Hoe een hoogveen herstellen?

 

Het herstelbeheer van hoogveenrestanten is erop gericht weer robuuste en levende hoogveensystemen te laten ontwikkelen, met waar mogelijk soortenrijke overgangen naar het omringende landschap. Het is belangrijk om de ruimtelijke samenhang in hoogvenen - en hoe die zich in de loop van de tijd bij verdere hoogveenregeneratie ontwikkelt - goed in het oog te houden. Een samenhangend, min of meer zelfstandig en robuust hoogveenlandschap is noodzakelijk om op termijn een systeem te bereiken, waar de terreinbeheerder veel minder intensief hoeft in te grijpen dan nu en in de voorgaande halve eeuw.

 

Het is helaas niet mogelijk om de hoogveenlandschappen van vroeger compleet te herstellen, met al hun variatie en soortensamenstelling.
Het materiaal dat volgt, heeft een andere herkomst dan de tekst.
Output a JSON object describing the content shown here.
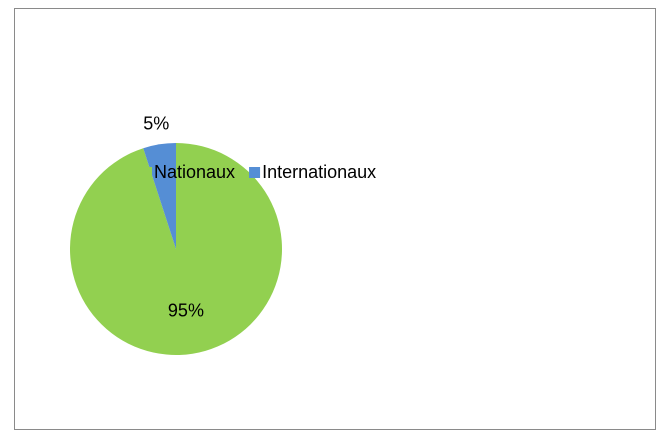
{
  "chart_data": {
    "type": "pie",
    "categories": [
      "Nationaux",
      "Internationaux"
    ],
    "values": [
      95,
      5
    ],
    "value_labels": [
      "95%",
      "5%"
    ],
    "colors": [
      "#92d050",
      "#558ed5"
    ],
    "legend": "right"
  }
}
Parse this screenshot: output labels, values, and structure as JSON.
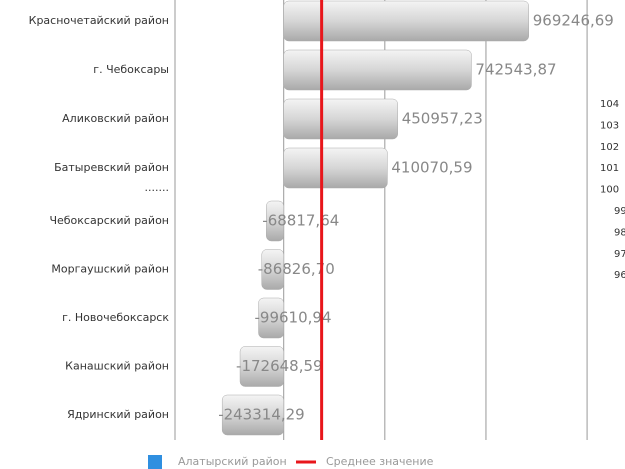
{
  "chart_data": {
    "type": "hbar",
    "categories": [
      "Красночетайский район",
      "г. Чебоксары",
      "Аликовский район",
      "Батыревский район",
      ".......",
      "Чебоксарский район",
      "Моргаушский район",
      "г. Новочебоксарск",
      "Канашский район",
      "Ядринский район"
    ],
    "values": [
      969246.69,
      742543.87,
      450957.23,
      410070.59,
      null,
      -68817.64,
      -86826.7,
      -99610.94,
      -172648.59,
      -243314.29
    ],
    "value_labels": [
      "969246,69",
      "742543,87",
      "450957,23",
      "410070,59",
      null,
      "-68817,64",
      "-86826,70",
      "-99610,94",
      "-172648,59",
      "-243314,29"
    ],
    "series_name": "Алатырский район",
    "color": "#c8c8c8",
    "legend_color": "#2f8fe0",
    "mean_line": {
      "name": "Среднее значение",
      "value": 150000,
      "color": "#e8161b"
    },
    "xlim": [
      -430000,
      1350000
    ],
    "xticks": [
      0,
      400000,
      800000,
      1200000
    ],
    "grid": true,
    "side_labels": [
      104,
      103,
      102,
      101,
      100,
      99,
      98,
      97,
      96
    ]
  }
}
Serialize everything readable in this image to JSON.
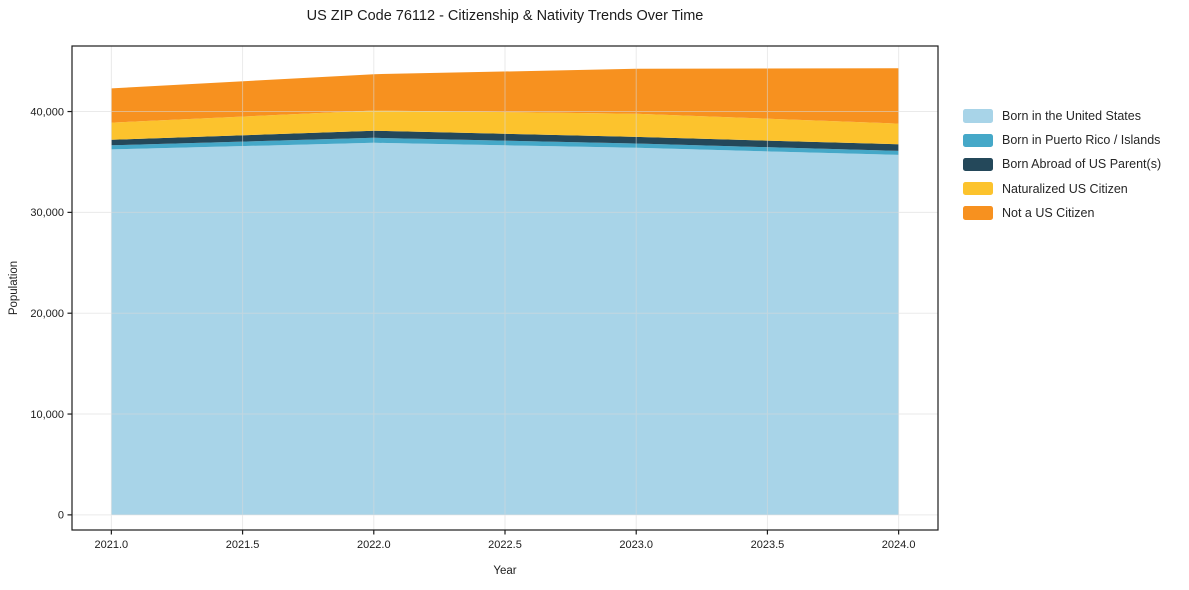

Er is immers sprake van belangrijke en grotendeels onomkeerbare veranderingen, zoals aantasting van de regionale waterhuishouding, verandering in de kwaliteit van regenwater (met name door toename van stikstof), grootschalige vervening van de omgeving en de enorme verdichting van het landschap. Dit maakt dat steeds zorgvuldig moet worden nagedacht welke doelen realistisch zijn en welke maatregelen prioriteit moeten hebben bij ontwikkeling van een ‘modern hoogveen’, dat ook nog eens tegen een stootje kan, bijvoorbeeld door een droge zomer. Het traject van hoogveenherstel zal uiteindelijk moeten leiden tot een situatie waarin de zelfregulering weer zoveel mogelijk functioneert.

 

Welke maatregelen zijn nodig en mogelijk om hoogvenen te herstellen? Een eerste stap in het maken van een herstelstrategie is de analyse van de ligging van het gebied in het huidige landschap, de aantastingen en het huidige functioneren van het gebied: de zogenaamde Landschapsecologische systeemanalyse (LESA). In sommige delen is het wellicht voldoende om de verruiging met hoge grassen en opslag van struweel en bomen tegen te gaan, maar vaak zal er ook vernatting moeten plaatsvinden. Welke manier van vernatten het beste kan worden uitgevoerd, is afhankelijk van de hydrologie van het omliggende landschap en het type restveen, en kan zelfs binnen een hoogveenrestant tussen percelen verschillen.

 

Bij het formuleren van passende doelen en bijbehorende herstelstrategie is het belangrijk inzicht te hebben in: 

  1. de ontwikkeling en het functioneren van het oorspronkelijke veenlandschap in zijn landschapsecologische setting, 
  2. de verschillende aantastingen en het huidige functioneren van het landschap in relatie tot het voorkomen van planten- en diersoorten binnen het restant. 
  3. de mogelijkheden en beperkingen voor herstel op de verschillende schaalniveaus.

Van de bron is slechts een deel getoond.